E quando voltamos desse anulamento, deixamos que poucas
pessoas percebam isso, para se preservar, para não se machucar, mas deixamos
que alguns percebam que estamos novamente de volta e atentos ao que acontece na
nossa vida.
Afastamos das pessoas por deixar de confiar nelas, vivendo
arredia, não querendo que te percebam, para que não te façam cobranças
novamente. Começamos a viver em nossos pensamentos.
Mas isso não é suficiente, devemos viver com o nosso corpo,
se olhar, pensar, se sentir, rebelar-se.

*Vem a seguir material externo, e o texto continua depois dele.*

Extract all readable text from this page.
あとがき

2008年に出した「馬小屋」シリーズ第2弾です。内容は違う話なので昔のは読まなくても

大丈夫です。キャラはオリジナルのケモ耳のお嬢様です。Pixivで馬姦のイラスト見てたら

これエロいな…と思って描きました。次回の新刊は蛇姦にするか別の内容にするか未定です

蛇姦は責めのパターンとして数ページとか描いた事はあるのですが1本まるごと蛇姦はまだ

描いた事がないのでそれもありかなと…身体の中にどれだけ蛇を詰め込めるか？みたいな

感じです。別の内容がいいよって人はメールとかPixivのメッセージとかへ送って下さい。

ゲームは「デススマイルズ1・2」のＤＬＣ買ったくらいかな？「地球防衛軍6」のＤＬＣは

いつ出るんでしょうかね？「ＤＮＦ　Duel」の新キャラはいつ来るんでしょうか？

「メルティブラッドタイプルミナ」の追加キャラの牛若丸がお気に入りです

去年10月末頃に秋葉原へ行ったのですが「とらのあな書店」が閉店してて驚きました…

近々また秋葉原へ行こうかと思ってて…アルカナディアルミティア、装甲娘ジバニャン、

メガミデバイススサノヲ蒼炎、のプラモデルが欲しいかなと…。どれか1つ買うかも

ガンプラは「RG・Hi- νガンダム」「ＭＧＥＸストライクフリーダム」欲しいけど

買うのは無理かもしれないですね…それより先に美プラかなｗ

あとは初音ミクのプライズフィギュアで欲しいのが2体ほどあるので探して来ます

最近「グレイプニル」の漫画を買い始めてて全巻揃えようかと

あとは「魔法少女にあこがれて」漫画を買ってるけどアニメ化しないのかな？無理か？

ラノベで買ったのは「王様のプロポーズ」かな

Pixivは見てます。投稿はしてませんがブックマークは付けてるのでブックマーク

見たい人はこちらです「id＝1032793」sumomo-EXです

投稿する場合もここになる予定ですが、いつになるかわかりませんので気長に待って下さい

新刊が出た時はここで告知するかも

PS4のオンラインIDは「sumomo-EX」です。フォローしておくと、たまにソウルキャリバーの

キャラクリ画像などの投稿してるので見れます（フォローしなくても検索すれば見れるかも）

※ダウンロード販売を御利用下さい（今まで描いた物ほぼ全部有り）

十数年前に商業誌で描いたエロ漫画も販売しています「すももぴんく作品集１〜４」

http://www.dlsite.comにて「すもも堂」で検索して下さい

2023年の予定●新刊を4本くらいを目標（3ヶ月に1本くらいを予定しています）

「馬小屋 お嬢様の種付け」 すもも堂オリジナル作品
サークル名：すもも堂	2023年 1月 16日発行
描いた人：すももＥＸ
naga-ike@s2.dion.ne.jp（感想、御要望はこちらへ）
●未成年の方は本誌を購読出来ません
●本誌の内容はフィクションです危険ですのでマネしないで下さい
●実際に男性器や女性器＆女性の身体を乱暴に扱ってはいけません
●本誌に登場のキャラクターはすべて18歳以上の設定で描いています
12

Fazer uma metamorfose, mudar internamente
a ideia de controle e também as nossas ações e até a aparência externa.
Só que a ideia de controle é uma ilusão, pois só achamos que
estamos no controle da nossa vida, mas na verdade, somos controlados pelo
sistema, pelas regras da sociedade em geral.

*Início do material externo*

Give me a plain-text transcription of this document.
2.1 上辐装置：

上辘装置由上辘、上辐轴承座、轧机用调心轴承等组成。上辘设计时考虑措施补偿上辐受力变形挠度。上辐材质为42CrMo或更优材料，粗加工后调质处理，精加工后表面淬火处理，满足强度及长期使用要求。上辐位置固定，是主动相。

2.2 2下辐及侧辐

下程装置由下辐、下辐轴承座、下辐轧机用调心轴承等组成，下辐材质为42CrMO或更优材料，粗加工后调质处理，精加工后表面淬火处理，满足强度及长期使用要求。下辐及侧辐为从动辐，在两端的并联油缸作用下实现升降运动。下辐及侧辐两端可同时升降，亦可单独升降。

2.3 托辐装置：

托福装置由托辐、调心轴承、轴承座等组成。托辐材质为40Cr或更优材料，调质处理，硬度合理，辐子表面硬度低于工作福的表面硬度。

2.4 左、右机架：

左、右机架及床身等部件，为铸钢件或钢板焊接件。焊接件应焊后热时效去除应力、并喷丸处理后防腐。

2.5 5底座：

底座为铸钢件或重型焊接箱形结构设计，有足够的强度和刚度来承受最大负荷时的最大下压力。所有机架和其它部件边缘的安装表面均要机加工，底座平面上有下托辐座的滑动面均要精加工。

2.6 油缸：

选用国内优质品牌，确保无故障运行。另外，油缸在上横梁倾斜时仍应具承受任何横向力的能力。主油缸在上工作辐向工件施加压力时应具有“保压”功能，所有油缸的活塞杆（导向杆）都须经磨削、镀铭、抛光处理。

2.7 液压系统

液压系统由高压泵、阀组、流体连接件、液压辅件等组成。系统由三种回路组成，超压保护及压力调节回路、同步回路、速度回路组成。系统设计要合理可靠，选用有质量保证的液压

Até a verdade do controle pode ser uma ilusão, pois não
existem verdades absolutas ou simplesmente verdades, tudo é relativo, e até
isso pode ser uma ilusão, tudo pode ser um produto do meio, ou fruto da nossa
mente.
Chega ao ponto que duvidamos de tudo, mas se há dúvida, isso
leva ao conhecimento, e o conhecimento pode ser uma dúvida que não duvidamos e
usamos como resposta.
Pois o conhecimento também é relativo, há várias respostas
para uma mesma pergunta, depende de quando e onde se pergunta.
O ser humano é muito preocupado em dar respostas e também em
saber respostas, queremos um porque para tudo.
Mas a vida segue sem isso.
Mas ser curioso é bom, porque nos leva a novas descobertas.
Então tudo é um paradoxo, ser curioso, querer ter o conhecimento e desejar a
verdade e ao mesmo tempo desejando viver ser essa carga, viver com
simplicidade, sem se sentir tão pressionado a dar e receber respostas.
Mas podemos diminuir essa carga, procurar entender só aquilo
que nos convém, sem a necessidade de saber tudo, mas ter o conhecimento
necessário, para não ser tornar alienado.
A questão é: que cheguei a conclusão que mesmo as coisas que
conheço muito, provavelmente não conheça de fato, tudo é só um vislumbre, tudo
nos escapa, quem somos nós para dizer o que é realmente de fato nesse universo.
A dúvida é a mãe do conhecimento, podemos não ter certeza de
nada, mas isso também é uma forma de conhecimento, tudo pode ser uma ilusão,
produto do meio ou da nossa mente.
Tudo isso é uma viajem sem destino, e nessa viajem
encontramos de tudo, todo tipo de coisas e pessoas, umas sábias, outras tolas, algumas
totalmente ocas, temos que viver filtrando tudo que chega até nós, se não
ficamos atolados em coisas desnecessárias, que não nos agrega nada, nem o bem, nem
o mal, nem sabedoria nem conhecimento.
E sempre vamos voltar ao início da viajem, ao nada, a dúvida
sempre vai permanecer, e nunca chegaremos a uma conclusão.
Como disse o Filósofo Heráclito, “Ninguém pode entrar duas
vezes no mesmo rio, pois quando nele se entra novamente, não se encontra as
mesmas águas, e o próprio ser já se modificou. Assim, tudo é regido pela
dialética, a tensão e o revezamento dos opostos. Portanto, o real é sempre
fruto da mudança, ou seja, do combate entre os contrários”.
O que ele quis dizer com isso? Que tudo está em constante mudança,
tanto o universo como o ser humano, nos mudamos a cada experiência que temos,
tudo flui nada permanece igual, nem a natureza nem o ser humano, e tudo é
regido pelo diálogo, debate, raciocínio e persuasão, e a realidade sempre muda,
os opostos se revezam, pelo combate entre os contrários. O bem o mal, o sólido
e o liquido, a montanha e o vale. Um dia podemos ser um rio caudaloso, o bem. Outro dia podemos
ser um vale seco, cheio de pragas e espinhos, o mal.
E assim seguimos a vida, sem ter certeza de nada, nem de
quem somos, pois tudo vive em constante transformação.